El Rio Yacuma nace tambien al oeste del Aperé y en la misma cerranía;
adunándose luego con el rio Rapulo, pasa inmediato á la mision de
Santa-Ana y va á reunirse con el Mamoré muy al norte de los 14 grados.
Se puede subir por él hasta el confin de las llanuras.

El Rio Iruyani tiene sus cabeceras en la llanura, y recibiendo el caudal del rio Bococa se arroja en el Mamoré hácia el norte de los 13 grados.

El Mamoré, despues de haber atesorado los caudales de estas once corrientes principales, se aduna como á los 12 grados con el rio Iténes ó Guaporé; continúa en seguida su marcha hácia el norte hasta recibir el desagüe del Beni y formar el rio de Madeiras. Tributarios del Rio Beni.

El rio Beni, del que ya se ha hecho larga mension al hablar de Caupolican, arranca de las montañas situadas al nordeste de la cordillera, en las provincias de Cochabamba, de Sicasica, de Yungas, de Muñecas y de Apolobamba; y desembocando en la llanura como á los 14 grados de latitud, recibe por el oeste los tributos del rio Mapiri, del rio Tuyche, etc. Sigue luego corriendo hácia el norte hasta los 11 grados, en donde cambia de rumbo, torciendo al nordeste para ir á incorporarse con el Mamoré á los 10 grados de latitud.
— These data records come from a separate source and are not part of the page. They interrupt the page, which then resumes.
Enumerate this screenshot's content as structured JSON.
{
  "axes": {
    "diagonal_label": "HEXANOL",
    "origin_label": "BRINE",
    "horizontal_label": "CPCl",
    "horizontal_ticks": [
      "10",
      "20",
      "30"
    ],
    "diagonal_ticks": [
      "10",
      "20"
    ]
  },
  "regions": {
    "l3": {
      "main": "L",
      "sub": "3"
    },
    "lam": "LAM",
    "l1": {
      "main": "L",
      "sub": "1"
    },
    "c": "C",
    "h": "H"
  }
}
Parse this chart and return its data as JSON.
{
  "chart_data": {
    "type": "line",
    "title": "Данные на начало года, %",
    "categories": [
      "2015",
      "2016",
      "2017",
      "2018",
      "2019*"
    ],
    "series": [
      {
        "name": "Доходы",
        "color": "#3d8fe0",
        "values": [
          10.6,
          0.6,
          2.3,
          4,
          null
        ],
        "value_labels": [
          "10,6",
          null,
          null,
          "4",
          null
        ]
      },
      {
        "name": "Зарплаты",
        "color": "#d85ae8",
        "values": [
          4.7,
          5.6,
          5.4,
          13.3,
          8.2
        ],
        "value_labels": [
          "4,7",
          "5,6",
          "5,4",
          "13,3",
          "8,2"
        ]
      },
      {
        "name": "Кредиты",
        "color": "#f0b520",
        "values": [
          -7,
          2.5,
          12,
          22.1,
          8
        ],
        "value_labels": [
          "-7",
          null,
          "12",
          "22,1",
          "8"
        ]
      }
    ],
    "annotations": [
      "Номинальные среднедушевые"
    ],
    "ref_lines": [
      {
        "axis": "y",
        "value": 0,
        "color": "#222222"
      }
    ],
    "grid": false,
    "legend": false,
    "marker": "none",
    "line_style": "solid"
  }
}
Cuando se consideran en su conjunto las corrientes que cruzan la provincia de Moxos, no se puede ménos de admirar que haya una superficie de diez y ocho grados, ó sean diez mil leguas, surcada por treinta y cuatro rios, navegables casi en todo el largo de su curso, no teniendo entretanto otro conducto para su desagüe que el rio Mamoré. Resulta naturalmente de esta singular disposicion territorial, que en la estacion lluviosa la mayor parte de las aguas de las provincia de Chiquitos, del centro de Bolivia y de la vertiente oriental bajan á la vez, con mas ó ménos ímpetu, á depositarse en el fondo de ese gran receptáculo, diremos así, que forma la provincia de Moxos, en donde no encontrando fácil y natural conducto para su derrame, cunden por la llanura, ocasionando inundaciones periódicas, de que pocos parages están á cubierto: así es que puede recorrerse casi toda la provincia en tal estacion, bogando en canoas que pasan sin impedimento alguno por sobre las pequeñas eminencias que separan á los rios. Mas, si en el tiempo de lluvias hay solamente pequeñas lenguas de terreno, que hallándose al abrigo de las inundaciones forman una especie de islas en donde se crian ganados y se labra la tierra, todo cambia de aspecto en la estacion de la seca: los rios se encajonan en sus cauces, prados magníficos sustituyen á los fangosos bañados, y la provincia presenta por todas partes un suelo virgen que se brinda á la agricultura. Su territorio es un conjunto de llanuras sobre las que se aperciben de trecho en trecho boscages aislados, ocupando terrenos mas altos, á donde no alcanzan las aguas de las crecientes anuales.

La perfecta igualdad del terreno de Moxos determina en esta provincia una disposicion geográfica muy particular. No solamente las pequeñas eminencias que deberian encontrarse entre las diversas corrientes, son enteramente agenas de su territorio, sino que tambien rios diferentes toman orígen en un mismo pantano, como sucede con el rio Machupo y el rio de Huarichona (tributario del Itonama), que nacen ámbos en el mismo lago. ¿No seria esta una ocasion oportuna para preguntar á los geógrafos demasiado sistemáticos, que en todas partes quieren que haya indispensablemente montañas entre cada surco de agua, cómo es que en este lugar no existen?

A mas de los rios que acabo de mencionar hay todavía multitud de arroyos, ramificaciones de esos troncos principales, y de los que no doy aquí la nomenclatura. Sus corrientes solo pudieran servir para la navegacion en las épocas de crecientes: en el resto del año se mantienen casi totalmente secos.

Lagos.

Si en tiempo de crecientes la provincia de Moxos, inundada casi por todas partes, forma, por decirlo así, una sola sábana de agua; en la estacion de seca las llanadas quedan enjutas, y únicamente se ven sobre las partes mas hundidas del suelo, numerosos pantanos, particularmente al este y al oeste de la provincia, sin que se encuentren muchas lagunas permanentes. Pueden citarse algunas sin embargo:

La Laguna de Chitiopa, que está situada mucho mas arriba del Cármen, y en la misma cabecera del rio Blanco, al que da orígen por consiguiente.